I'm finally building a dedicated fixed w/lockring wheel. I'm at a crossroads!

I'm leaning toward the grease only camp, but I'm thinking of the [email protected] pipe that I need to get enough leverage to pull a greased SS freewheel off a hub. 
I'm going to give Teflon tape and grease a try (but I'm skeptical because from my BB experience Teflon tape tends to ride up the threads during installation).
If the Teflon tape starts squishing out while installing cog, then in the end I'll have a hard time not taking Sheldon's advice...."It is a good idea to use a thread adhesive, such as Loctite."
http://www.sheldonbrown.com/harris/fixed-sprockets.html#surly

Then the question will become....how should I mount the lockring? Grease or locktite???????


----------



## monogod (Feb 10, 2006)

since its not a suicide either grease or a.s. will be fine, but NOT DRY! you dont need to loctite cogs or lockrings if both are properly installed.

also, check out the miche track cog system if you are going to be changing gearing much. it uses a carrier that is installed like a normal cog then the actual cog simply slips onto the carrier. this way when you change gearing you do not have to unthread anything other than the lockring. this minimizes the risk of damage to the hub. the cost is comparable to normal track cogs.

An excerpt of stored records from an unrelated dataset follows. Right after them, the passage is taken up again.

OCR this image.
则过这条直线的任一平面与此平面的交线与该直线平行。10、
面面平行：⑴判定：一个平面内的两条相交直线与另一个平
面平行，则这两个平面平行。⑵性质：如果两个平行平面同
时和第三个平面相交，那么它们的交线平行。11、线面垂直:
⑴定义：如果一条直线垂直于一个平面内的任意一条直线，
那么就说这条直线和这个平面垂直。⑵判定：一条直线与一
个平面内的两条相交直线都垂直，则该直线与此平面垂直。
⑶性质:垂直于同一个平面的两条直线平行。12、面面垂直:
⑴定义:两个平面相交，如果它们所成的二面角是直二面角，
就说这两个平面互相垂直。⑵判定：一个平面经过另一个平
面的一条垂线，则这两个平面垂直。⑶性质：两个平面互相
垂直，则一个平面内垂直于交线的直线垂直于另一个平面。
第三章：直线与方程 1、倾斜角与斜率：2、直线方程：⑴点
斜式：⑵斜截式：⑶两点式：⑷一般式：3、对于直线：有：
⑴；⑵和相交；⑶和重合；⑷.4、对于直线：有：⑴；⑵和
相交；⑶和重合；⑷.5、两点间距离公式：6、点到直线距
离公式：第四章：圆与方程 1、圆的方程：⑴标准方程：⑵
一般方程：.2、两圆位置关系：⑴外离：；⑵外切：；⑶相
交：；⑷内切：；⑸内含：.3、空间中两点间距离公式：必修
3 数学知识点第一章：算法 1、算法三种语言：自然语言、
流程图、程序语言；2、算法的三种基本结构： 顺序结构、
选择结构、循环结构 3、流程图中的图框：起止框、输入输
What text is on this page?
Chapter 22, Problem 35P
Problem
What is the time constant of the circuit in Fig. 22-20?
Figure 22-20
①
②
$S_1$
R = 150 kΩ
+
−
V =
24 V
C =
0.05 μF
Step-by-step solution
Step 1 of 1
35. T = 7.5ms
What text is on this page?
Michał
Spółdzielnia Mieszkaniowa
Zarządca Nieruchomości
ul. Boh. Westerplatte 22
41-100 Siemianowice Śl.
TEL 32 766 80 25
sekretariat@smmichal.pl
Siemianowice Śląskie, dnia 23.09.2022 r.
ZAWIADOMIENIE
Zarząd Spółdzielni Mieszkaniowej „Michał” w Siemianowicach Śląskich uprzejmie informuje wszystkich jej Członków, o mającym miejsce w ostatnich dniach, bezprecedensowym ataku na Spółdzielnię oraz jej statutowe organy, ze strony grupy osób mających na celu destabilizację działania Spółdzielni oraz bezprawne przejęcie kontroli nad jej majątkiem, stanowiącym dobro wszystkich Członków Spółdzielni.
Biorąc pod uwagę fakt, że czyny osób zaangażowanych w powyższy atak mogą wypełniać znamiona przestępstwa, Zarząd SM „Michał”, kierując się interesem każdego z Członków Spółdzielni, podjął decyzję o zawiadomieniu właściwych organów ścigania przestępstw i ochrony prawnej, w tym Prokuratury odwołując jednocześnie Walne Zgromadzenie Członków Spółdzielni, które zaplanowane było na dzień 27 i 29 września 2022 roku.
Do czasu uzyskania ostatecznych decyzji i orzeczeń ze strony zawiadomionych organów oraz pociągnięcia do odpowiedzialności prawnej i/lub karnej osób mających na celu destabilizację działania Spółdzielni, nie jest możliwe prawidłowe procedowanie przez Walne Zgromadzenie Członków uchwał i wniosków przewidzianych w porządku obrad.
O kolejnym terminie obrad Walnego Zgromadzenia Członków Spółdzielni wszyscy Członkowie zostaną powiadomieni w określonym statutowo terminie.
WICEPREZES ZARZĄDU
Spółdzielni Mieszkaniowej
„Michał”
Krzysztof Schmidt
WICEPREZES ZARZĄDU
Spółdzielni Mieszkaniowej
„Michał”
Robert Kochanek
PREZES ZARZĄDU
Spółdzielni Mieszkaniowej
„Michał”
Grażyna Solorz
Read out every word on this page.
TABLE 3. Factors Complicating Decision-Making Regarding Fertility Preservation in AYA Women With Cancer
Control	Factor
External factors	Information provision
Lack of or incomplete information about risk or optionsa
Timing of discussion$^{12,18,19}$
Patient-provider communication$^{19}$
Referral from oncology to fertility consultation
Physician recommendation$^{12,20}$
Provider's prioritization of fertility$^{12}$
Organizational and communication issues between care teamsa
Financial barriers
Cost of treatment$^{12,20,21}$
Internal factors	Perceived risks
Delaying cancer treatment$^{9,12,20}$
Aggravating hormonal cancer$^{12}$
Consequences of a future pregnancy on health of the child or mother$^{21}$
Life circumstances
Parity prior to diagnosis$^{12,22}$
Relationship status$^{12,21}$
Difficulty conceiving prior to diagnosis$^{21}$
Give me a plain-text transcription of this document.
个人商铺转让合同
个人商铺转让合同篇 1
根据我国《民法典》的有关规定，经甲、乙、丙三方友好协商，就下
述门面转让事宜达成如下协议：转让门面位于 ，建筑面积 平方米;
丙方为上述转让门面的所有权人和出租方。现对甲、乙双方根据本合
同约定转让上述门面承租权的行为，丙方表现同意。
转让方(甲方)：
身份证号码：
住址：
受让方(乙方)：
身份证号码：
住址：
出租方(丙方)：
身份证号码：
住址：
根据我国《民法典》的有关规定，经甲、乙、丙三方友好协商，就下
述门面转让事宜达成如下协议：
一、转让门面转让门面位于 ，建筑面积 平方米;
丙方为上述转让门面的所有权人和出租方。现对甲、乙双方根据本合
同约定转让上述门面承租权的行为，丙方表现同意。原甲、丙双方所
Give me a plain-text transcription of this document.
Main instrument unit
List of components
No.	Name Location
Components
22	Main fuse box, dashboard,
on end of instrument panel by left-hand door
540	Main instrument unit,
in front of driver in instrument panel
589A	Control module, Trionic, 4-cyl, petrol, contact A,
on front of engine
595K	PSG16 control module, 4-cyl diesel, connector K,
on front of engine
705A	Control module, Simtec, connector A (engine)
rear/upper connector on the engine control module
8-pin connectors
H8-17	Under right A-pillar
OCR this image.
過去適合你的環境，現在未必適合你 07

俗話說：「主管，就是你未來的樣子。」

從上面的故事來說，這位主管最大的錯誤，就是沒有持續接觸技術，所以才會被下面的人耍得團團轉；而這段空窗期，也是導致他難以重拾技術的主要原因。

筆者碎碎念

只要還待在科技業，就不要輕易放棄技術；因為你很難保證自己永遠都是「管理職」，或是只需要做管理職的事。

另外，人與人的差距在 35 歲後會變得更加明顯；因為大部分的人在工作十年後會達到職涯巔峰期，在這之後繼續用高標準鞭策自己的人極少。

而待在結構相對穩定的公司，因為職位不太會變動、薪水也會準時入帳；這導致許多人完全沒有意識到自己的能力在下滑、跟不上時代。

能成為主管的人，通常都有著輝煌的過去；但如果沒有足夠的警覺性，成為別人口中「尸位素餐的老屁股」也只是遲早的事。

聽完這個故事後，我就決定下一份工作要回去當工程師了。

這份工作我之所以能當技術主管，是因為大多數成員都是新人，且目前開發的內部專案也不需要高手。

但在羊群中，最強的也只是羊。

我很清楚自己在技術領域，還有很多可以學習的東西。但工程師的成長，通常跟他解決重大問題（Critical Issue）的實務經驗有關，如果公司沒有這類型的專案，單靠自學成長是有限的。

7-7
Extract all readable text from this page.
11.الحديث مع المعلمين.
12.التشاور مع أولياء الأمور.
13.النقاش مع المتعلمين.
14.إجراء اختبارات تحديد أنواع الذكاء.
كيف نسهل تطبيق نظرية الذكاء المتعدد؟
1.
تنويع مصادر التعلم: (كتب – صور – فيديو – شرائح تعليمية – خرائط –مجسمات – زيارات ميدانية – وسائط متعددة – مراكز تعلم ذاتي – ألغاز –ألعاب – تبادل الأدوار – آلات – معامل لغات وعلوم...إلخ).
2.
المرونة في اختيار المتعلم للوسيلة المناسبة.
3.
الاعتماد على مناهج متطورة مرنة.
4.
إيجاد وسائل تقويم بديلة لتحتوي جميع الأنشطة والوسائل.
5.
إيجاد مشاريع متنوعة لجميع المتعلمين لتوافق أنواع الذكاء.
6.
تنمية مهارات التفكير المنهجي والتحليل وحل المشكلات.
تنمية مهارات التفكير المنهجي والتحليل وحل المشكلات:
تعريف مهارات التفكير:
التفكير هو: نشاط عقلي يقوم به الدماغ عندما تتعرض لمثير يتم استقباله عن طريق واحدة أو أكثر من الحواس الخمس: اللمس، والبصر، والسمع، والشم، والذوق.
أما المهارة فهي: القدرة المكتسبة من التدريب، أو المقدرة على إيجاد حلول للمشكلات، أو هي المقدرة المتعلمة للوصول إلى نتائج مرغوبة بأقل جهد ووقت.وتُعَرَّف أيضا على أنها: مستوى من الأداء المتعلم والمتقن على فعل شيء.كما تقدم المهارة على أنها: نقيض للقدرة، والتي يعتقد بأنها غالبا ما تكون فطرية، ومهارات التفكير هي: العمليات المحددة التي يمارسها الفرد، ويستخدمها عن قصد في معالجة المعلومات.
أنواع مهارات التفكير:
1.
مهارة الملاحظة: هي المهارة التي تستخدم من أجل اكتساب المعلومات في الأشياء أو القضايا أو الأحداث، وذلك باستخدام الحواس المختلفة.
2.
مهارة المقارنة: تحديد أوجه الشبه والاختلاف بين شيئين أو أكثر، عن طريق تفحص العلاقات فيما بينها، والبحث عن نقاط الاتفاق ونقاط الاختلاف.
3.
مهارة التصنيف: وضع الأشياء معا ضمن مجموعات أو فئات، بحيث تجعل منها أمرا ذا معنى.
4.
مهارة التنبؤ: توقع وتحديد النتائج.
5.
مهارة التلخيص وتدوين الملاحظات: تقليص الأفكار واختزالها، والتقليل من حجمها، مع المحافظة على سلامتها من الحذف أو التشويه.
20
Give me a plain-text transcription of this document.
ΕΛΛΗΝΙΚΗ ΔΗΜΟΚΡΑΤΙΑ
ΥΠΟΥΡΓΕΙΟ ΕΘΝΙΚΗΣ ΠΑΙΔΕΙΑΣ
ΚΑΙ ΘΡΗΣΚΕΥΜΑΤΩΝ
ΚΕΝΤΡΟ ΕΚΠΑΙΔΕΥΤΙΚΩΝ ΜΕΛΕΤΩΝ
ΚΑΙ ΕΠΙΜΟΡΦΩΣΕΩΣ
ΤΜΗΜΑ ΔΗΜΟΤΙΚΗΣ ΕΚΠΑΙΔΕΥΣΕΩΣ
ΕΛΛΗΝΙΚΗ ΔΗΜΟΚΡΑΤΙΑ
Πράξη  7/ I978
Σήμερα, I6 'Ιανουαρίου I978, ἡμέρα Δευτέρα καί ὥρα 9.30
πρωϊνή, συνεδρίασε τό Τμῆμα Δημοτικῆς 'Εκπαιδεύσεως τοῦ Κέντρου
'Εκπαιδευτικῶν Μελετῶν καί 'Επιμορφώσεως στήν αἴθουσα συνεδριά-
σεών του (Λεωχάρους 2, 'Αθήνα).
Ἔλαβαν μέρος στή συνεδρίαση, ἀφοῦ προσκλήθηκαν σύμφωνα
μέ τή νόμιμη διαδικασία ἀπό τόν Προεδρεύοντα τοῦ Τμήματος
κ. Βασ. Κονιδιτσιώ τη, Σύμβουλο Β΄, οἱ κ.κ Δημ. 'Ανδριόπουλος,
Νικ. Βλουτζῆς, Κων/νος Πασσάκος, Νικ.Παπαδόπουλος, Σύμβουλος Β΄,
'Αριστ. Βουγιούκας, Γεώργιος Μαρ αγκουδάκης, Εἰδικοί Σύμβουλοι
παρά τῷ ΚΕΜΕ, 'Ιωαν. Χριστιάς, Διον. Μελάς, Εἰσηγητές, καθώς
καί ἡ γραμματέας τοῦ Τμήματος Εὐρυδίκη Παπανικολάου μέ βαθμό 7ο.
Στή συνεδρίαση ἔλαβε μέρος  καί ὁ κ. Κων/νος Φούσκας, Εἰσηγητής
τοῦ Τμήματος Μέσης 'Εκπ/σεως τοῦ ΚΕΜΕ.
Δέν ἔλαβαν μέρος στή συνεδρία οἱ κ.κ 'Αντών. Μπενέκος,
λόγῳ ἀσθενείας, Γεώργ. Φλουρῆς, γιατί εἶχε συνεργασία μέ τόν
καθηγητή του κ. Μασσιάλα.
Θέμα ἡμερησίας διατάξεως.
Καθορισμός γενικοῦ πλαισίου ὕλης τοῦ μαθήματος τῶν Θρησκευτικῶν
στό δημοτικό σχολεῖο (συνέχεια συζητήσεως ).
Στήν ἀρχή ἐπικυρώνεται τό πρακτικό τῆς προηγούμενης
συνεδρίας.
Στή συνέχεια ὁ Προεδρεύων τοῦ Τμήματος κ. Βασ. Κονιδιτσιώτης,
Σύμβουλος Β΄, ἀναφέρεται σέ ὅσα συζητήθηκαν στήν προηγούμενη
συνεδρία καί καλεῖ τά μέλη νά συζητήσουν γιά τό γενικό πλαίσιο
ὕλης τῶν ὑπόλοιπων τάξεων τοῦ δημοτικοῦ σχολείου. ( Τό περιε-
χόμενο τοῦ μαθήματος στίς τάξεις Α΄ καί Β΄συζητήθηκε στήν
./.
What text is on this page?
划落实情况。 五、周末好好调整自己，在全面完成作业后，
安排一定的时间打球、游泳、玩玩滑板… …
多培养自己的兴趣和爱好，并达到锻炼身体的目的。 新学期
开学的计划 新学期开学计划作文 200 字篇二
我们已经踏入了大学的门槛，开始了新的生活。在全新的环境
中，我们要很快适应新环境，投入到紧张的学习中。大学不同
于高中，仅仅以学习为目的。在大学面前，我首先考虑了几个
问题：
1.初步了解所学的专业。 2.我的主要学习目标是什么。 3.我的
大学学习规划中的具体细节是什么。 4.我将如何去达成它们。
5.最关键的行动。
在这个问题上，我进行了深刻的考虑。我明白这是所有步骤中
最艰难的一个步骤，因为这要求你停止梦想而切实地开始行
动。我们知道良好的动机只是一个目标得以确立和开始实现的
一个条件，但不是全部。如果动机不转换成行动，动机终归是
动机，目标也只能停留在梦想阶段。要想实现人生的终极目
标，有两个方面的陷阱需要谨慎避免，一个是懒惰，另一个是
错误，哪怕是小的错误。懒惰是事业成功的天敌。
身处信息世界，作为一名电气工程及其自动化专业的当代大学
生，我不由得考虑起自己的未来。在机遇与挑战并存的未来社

the first pic is of the carrier. the second of the cog. the third is the cog on the carrier.


----------



## themanmonkey (Nov 1, 2005)

The Miche is the nazz, though without "the god given ass." I'm currently working on a new track frame for this winters season and going to build it up with the Miche track group. I've got a bunch of folks running these right now with good results. At the shop we seem to sell the Miche cog set-up to folks that ride velodromes and the Dura-Ace cogs to those that are urban fixed.

This is understandable since urban riders don't change their gears very often, but track riders might change gear ranges 3-4 times an evening. I've tried the Suntour, Shimano, and Campagnolo cogs and keep coming back to my old T.D.C. cogs. Alas, the T.D.C.s haven't been made is like 50 years, so I need to try something different. The Phil Wood cogs look sharp and well made (like most things made by PW), but I haven't tried them.

I should also say that the Miche set-up would totally be the way to go for fixed off-road riding. Keep a couple of cogs in your pocket and a hook tool and you're ready for anything.
best,
MonkeyB


----------



## anthony.delorenzo (Aug 17, 2006)

buffal0b1ll said:


> 'm leaning toward the grease only camp, but I'm thinking of the [email protected] pipe that I need to get enough leverage to pull a greased SS freewheel off a hub.
> 
> <snipped>
> 
> Then the question will become....how should I mount the lockring? Grease or locktite???????


The first time I took a cog off, I just took my lockring off and used the cranks to get it off. However, I had one that wouldn't budge, even with me being 250+ lbs. I tried out this rotafix method and it worked great, not much straining at all to get the cog loose.

Grease the cog and lockring, loctite isn't needed. Just check your lockring after your first few rides, as the cog tends to tighten up and you need to snug down the lockring.

The lockring doesn't need to be super-torqued, it just needs to be snug enough that the cog can't slip around at all.